You’re a big top circus–everything a boy dreams
of discovering under a red tent. The most dazzling woman

I’ve ever seen in a sequin leotard on top of an elephant.
You smell like peanuts, and I love peanuts, almost as much

as your sticky cotton candy kisses. When you perform
your acrobatic feats I want to enroll in contortionist school

just so I can learn to bend like you. You’ve got a flair
for the dangerous–you swallow swords, juggle knives,

and breathe fire all while riding a unicycle. Baby, you put the pa
in panache, so much so that those Ringling Brothers have

forfeited the title greatest show on Earth to you. If I could,
I’d be the trapeze you’d swing from, the tightrope you’d walk on,

and the safety net just in case you decided to fall for me.
What I wouldn’t give to be the facial hair on your bearded lady,

your strongman’s handlebar mustache, or your human
cannonball act.
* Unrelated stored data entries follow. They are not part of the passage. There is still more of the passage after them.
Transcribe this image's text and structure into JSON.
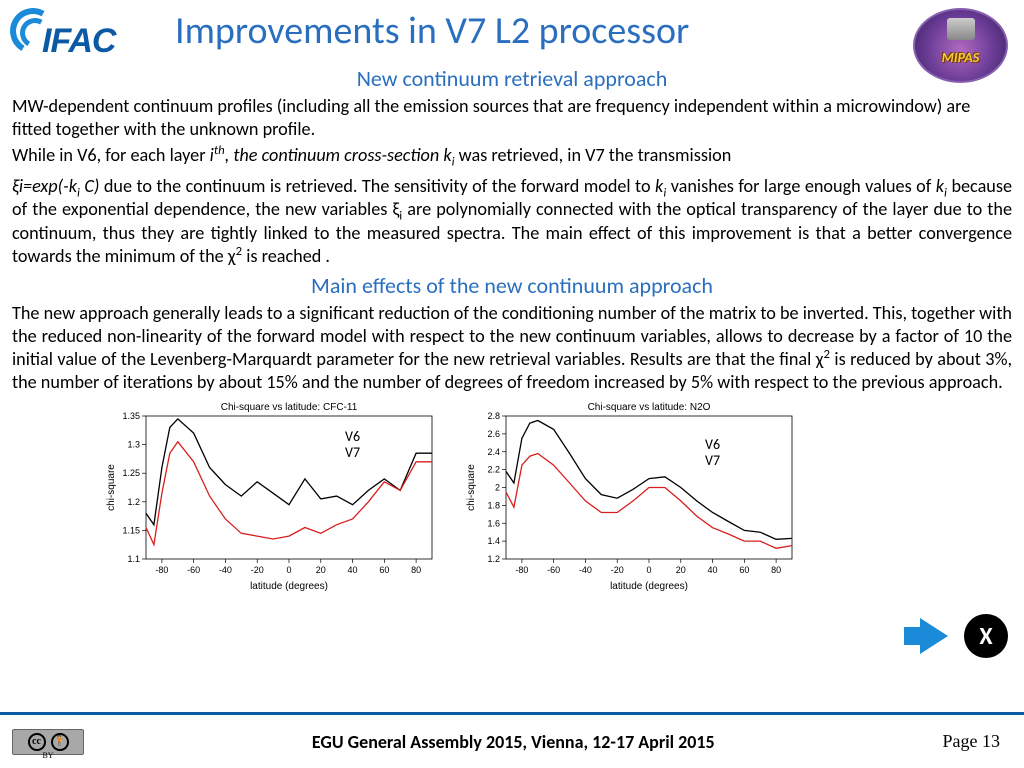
{
  "header": {
    "logo_left_text": "IFAC",
    "title": "Improvements in V7 L2 processor",
    "logo_right_text": "MIPAS",
    "subtitle": "New continuum retrieval approach"
  },
  "body": {
    "para1_a": "MW-dependent continuum profiles (including all the emission sources that are frequency independent within a microwindow) are fitted together  with the unknown profile.",
    "para1_b_pre": "While in V6, for each layer ",
    "para1_b_ith": "i",
    "para1_b_th": "th",
    "para1_b_mid": ", the continuum cross-section ",
    "para1_b_k": "k",
    "para1_b_i": "i",
    "para1_b_post": " was retrieved, in V7 the transmission",
    "para2_pre": "ξi=exp(-k",
    "para2_i": "i",
    "para2_a": " C)",
    "para2_mid": " due to the continuum is retrieved. The sensitivity of the forward model to ",
    "para2_k2": "k",
    "para2_i2": "i",
    "para2_b": " vanishes for large enough values of ",
    "para2_k3": "k",
    "para2_i3": "i",
    "para2_c": " because of the exponential dependence, the new variables ξ",
    "para2_i4": "i",
    "para2_d": " are polynomially connected with the optical transparency of the layer due to the continuum, thus they are tightly linked to the measured spectra. The main effect of this improvement is that a better convergence towards the minimum of the χ",
    "para2_sup2": "2",
    "para2_e": " is reached .",
    "section2": "Main effects of the new continuum approach",
    "para3_a": "The new approach generally leads to a significant reduction of the conditioning number of the matrix to be inverted. This, together with the reduced non-linearity of the forward model with respect to the new continuum variables, allows to decrease by a factor of 10 the initial value of the Levenberg-Marquardt parameter for the new retrieval variables. Results are that the final  χ",
    "para3_sup2": "2",
    "para3_b": " is reduced by about 3%, the number of iterations by about 15% and the number of degrees of freedom increased by 5% with respect to the previous approach."
  },
  "legends": {
    "v6": "V6",
    "v7": "V7"
  },
  "nav": {
    "close_label": "X"
  },
  "footer": {
    "cc_by": "BY",
    "center": "EGU General Assembly 2015, Vienna, 12-17 April 2015",
    "right": "Page 13"
  },
  "chart_data": [
    {
      "type": "line",
      "title": "Chi-square vs latitude: CFC-11",
      "xlabel": "latitude (degrees)",
      "ylabel": "chi-square",
      "xlim": [
        -90,
        90
      ],
      "ylim": [
        1.1,
        1.35
      ],
      "xticks": [
        -80,
        -60,
        -40,
        -20,
        0,
        20,
        40,
        60,
        80
      ],
      "yticks": [
        1.1,
        1.15,
        1.2,
        1.25,
        1.3,
        1.35
      ],
      "series": [
        {
          "name": "V6",
          "color": "#000000",
          "x": [
            -90,
            -85,
            -80,
            -75,
            -70,
            -60,
            -50,
            -40,
            -30,
            -20,
            -10,
            0,
            10,
            20,
            30,
            40,
            50,
            60,
            70,
            80,
            90
          ],
          "y": [
            1.18,
            1.16,
            1.26,
            1.33,
            1.345,
            1.32,
            1.26,
            1.23,
            1.21,
            1.235,
            1.215,
            1.195,
            1.24,
            1.205,
            1.21,
            1.195,
            1.22,
            1.24,
            1.22,
            1.285,
            1.285
          ]
        },
        {
          "name": "V7",
          "color": "#d81e1e",
          "x": [
            -90,
            -85,
            -80,
            -75,
            -70,
            -60,
            -50,
            -40,
            -30,
            -20,
            -10,
            0,
            10,
            20,
            30,
            40,
            50,
            60,
            70,
            80,
            90
          ],
          "y": [
            1.155,
            1.125,
            1.215,
            1.285,
            1.305,
            1.27,
            1.21,
            1.17,
            1.145,
            1.14,
            1.135,
            1.14,
            1.155,
            1.145,
            1.16,
            1.17,
            1.2,
            1.235,
            1.22,
            1.27,
            1.27
          ]
        }
      ]
    },
    {
      "type": "line",
      "title": "Chi-square vs latitude: N2O",
      "xlabel": "latitude (degrees)",
      "ylabel": "chi-square",
      "xlim": [
        -90,
        90
      ],
      "ylim": [
        1.2,
        2.8
      ],
      "xticks": [
        -80,
        -60,
        -40,
        -20,
        0,
        20,
        40,
        60,
        80
      ],
      "yticks": [
        1.2,
        1.4,
        1.6,
        1.8,
        2.0,
        2.2,
        2.4,
        2.6,
        2.8
      ],
      "series": [
        {
          "name": "V6",
          "color": "#000000",
          "x": [
            -90,
            -85,
            -80,
            -75,
            -70,
            -60,
            -50,
            -40,
            -30,
            -20,
            -10,
            0,
            10,
            20,
            30,
            40,
            50,
            60,
            70,
            80,
            90
          ],
          "y": [
            2.18,
            2.05,
            2.55,
            2.72,
            2.75,
            2.65,
            2.38,
            2.1,
            1.92,
            1.88,
            1.98,
            2.1,
            2.12,
            2.0,
            1.85,
            1.72,
            1.62,
            1.52,
            1.5,
            1.42,
            1.43
          ]
        },
        {
          "name": "V7",
          "color": "#d81e1e",
          "x": [
            -90,
            -85,
            -80,
            -75,
            -70,
            -60,
            -50,
            -40,
            -30,
            -20,
            -10,
            0,
            10,
            20,
            30,
            40,
            50,
            60,
            70,
            80,
            90
          ],
          "y": [
            1.95,
            1.78,
            2.25,
            2.35,
            2.38,
            2.25,
            2.05,
            1.85,
            1.72,
            1.72,
            1.85,
            2.0,
            2.0,
            1.85,
            1.68,
            1.55,
            1.48,
            1.4,
            1.4,
            1.32,
            1.35
          ]
        }
      ]
    }
  ]
}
You make me want to wear over-sized shoes

and pants, change my name to Bozo and dance with a grizzly
bear in a tutu if it meant I had any chance of squeezing

into your clown car heart. But you are too savage a beast
for silliness like that–a wild lioness I’d never try to tame.

Instead, I’d gently request you open your mouth just wide
enough for me to rest my brow on your pink tongue,

where I would then wait patiently for your jaws to clamp shut,
so I could finally feel what it’s like to lose my head.